凍結路面が滑りやすい理由の一つに、氷とタイヤの間に発生する「水膜」があります。タイヤと氷の接地面にかかる圧力で氷の表面がわずかに溶け、薄い水の層ができると、この水膜が潤滑剤のようになってタイヤを滑らせてしまうのです。

トーヨータイヤは、この問題に「NEO吸水カーボニックセル」という技術で対応しています。水と親和性の高い素材で、タイヤが路面と接触する瞬間に水膜を素早く吸水・除去します。一部に天然由来の成分を使用しているため、環境への配慮も実現しているのもポイントです。

このように、柔らかいゴムによる密着性と、吸水技術の組み合わせにより、スタッドレスタイヤは冬の時期でも高い安全性を確保しているのです。

スタッドレスタイヤの寿命と交換サイン

低温時のゴム硬化とは?乗用車タイヤの安全と冬の走り方

スタッドレスタイヤは消耗品であり、適切なタイミングでの交換が欠かせません。一般的な目安として、使用開始から5年以上経過したタイヤは点検が推奨されており、製造から10年が経過したタイヤは、外観上問題がなくても新品への交換がすすめられています。しかしタイヤの状態によっては、それよりも早く交換が必要になることもあります。

硬度チェックやひび割れなどのチェック

スタッドレスタイヤは、使用していなくても時間とともに少しずつゴムが硬化していきます。硬くなったゴムは路面への密着性が低下し、溝が十分に残っていても本来の性能を発揮できません。

タイヤの柔らかさをチェックするには、見て触るだけでなく、「硬度計」もあると便利です。タイヤ用には「A型」の硬度計を選びましょう。スタッドレスタイヤの適正硬度は目安として30〜55程度とされており、測定値が60を超えたら交換を検討すべきタイミングです。

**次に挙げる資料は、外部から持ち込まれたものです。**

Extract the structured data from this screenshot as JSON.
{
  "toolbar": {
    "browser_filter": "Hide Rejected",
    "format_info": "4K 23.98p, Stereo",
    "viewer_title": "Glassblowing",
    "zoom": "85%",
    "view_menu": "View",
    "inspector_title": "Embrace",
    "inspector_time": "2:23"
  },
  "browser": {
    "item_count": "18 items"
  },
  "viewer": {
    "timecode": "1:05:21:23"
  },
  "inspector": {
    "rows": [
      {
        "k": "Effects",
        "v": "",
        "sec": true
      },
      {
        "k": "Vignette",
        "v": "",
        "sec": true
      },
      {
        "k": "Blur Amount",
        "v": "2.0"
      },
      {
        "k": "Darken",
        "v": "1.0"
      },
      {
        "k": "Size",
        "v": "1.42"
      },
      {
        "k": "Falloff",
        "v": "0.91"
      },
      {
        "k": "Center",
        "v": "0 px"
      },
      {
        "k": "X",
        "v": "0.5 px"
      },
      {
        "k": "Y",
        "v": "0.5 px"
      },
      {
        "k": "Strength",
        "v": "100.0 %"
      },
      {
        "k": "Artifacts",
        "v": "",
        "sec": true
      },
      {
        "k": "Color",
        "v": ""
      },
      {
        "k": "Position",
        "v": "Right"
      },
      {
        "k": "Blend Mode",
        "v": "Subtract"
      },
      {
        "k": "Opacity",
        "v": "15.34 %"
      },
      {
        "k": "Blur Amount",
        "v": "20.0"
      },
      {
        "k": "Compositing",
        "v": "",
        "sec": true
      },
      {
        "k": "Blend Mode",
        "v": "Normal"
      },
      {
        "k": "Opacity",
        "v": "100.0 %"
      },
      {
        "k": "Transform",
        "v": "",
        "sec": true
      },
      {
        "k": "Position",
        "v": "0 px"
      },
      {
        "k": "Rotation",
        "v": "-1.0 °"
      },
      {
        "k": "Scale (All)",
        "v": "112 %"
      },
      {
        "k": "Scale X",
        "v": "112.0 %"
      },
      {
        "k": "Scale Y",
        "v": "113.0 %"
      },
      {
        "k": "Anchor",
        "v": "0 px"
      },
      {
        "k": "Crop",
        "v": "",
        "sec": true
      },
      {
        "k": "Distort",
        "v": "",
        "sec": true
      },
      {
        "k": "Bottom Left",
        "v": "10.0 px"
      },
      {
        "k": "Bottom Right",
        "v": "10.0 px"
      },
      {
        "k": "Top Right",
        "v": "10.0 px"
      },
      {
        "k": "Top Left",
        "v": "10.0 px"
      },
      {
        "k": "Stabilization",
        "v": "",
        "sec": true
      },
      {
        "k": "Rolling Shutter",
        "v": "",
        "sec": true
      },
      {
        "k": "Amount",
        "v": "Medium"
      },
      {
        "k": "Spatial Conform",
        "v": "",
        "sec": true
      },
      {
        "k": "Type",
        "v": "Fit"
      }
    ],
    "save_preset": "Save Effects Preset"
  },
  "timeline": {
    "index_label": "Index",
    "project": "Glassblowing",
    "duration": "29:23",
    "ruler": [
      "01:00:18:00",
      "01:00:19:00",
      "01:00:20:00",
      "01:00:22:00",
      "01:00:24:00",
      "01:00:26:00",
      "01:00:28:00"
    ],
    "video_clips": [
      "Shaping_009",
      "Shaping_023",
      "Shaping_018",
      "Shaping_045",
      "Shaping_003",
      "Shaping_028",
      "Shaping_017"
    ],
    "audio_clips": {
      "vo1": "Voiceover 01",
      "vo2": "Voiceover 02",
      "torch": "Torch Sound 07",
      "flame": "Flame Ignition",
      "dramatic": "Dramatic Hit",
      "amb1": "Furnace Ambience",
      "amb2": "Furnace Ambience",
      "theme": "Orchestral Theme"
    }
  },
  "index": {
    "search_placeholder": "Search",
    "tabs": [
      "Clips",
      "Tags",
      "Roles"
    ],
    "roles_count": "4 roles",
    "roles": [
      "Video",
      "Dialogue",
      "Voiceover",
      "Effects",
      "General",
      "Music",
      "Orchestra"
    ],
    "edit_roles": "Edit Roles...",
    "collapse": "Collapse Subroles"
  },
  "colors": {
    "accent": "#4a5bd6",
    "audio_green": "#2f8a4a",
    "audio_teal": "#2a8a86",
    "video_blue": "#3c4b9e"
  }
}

また、溝が残っていても、表面にひび割れや傷が見られる場合は要注意です。シーズンの使い始めには必ず全体を点検し、少しでも気になる部分があれば専門店に相談しましょう。小さなひび割れでも、そのまま使い続けると深刻なダメージに発展し、最悪の場合はバーストやパンクを引き起こす危険性があります。

プラットホームでスタッドレスの使用限度をチェック

スタッドレスタイヤには、冬用タイヤとしての使用限界を示す「プラットホーム」というサインがあります。これは溝の中に設置された突起で、タイヤが摩耗して溝の深さが新品時の半分(50%摩耗)になると露出します。プラットホームが1カ所でも現れたタイヤはスタッドレスとしての十分な性能が期待できないため、すみやかに買い替えましょう。残り溝の深さチェックは、身近な100円玉を使っても確認が可能で、スタッドレスタイヤの溝に100円玉を差し込んだときに「1」の数字が見えたら、残り約5mm、タイヤ交換のサインです。ぜひお試しください。

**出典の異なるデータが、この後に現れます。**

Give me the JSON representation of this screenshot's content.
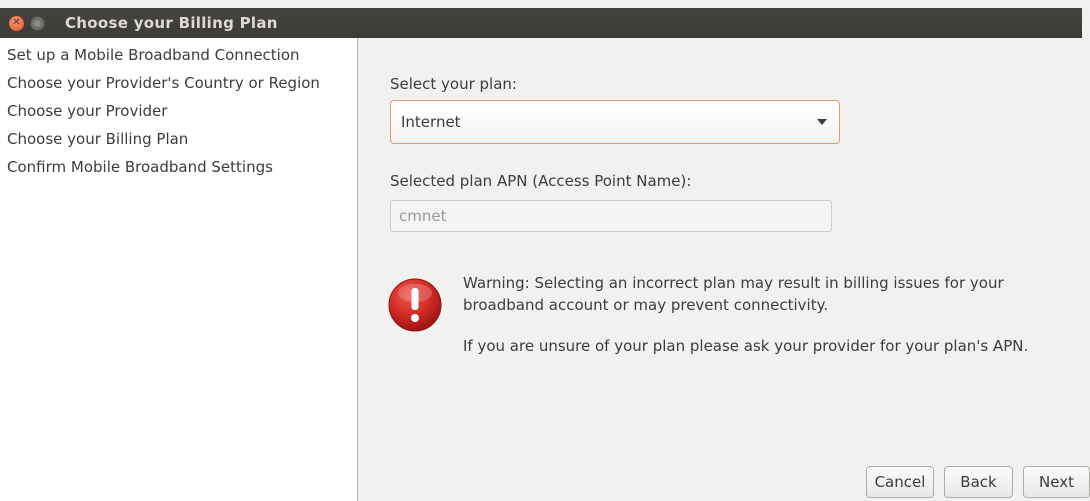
{
  "window": {
    "title": "Choose your Billing Plan"
  },
  "sidebar": {
    "steps": [
      {
        "label": "Set up a Mobile Broadband Connection"
      },
      {
        "label": "Choose your Provider's Country or Region"
      },
      {
        "label": "Choose your Provider"
      },
      {
        "label": "Choose your Billing Plan"
      },
      {
        "label": "Confirm Mobile Broadband Settings"
      }
    ]
  },
  "main": {
    "plan_label": "Select your plan:",
    "plan_selected": "Internet",
    "apn_label": "Selected plan APN (Access Point Name):",
    "apn_value": "cmnet",
    "warning_text": "Warning: Selecting an incorrect plan may result in billing issues for your broadband account or may prevent connectivity.",
    "hint_text": "If you are unsure of your plan please ask your provider for your plan's APN."
  },
  "buttons": {
    "cancel": "Cancel",
    "back": "Back",
    "next": "Next"
  },
  "colors": {
    "titlebar": "#3c3b37",
    "close_button": "#e8541d",
    "combo_focus_border": "#e59a73",
    "warning_icon": "#c9211e"
  },
  "icons": {
    "close": "close-icon",
    "minimize": "minimize-icon",
    "warning": "warning-icon",
    "dropdown": "chevron-down-icon"
  }
}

FAQ:在庫期間中のスタッドレスタイヤの性能変化は?

最後に、よくある質問にお答えします。

Q. スタッドレスタイヤは在庫期間中に性能変化するのでしょうか? 購入したタイヤが製造から時間が経過していたら、性能が落ちているのでは?

A. タイヤ公正取引協議会の試験により、適正な環境で保管された新品のスタッドレスタイヤであれば、製造から2シーズン経過したタイヤでも、氷上での制動性能は新品と同等であることが確認されています。したがって、正規販売店で購入した在庫品であれば、製造年月日が多少古くても性能面での心配はありません。

まとめ

冬の安全運転は、タイヤ選びから始まります。ノーマルタイヤは低温下で硬くなりやすいため、凍結や降雪がなくても、冬はスタッドレスタイヤに履き替えておくと安心です。タイヤの状態に少しでも異変があれば、早めに専門店での点検を受けましょう。定期的な点検と適切な保管を心がけることが、タイヤを長持ちさせる秘訣です。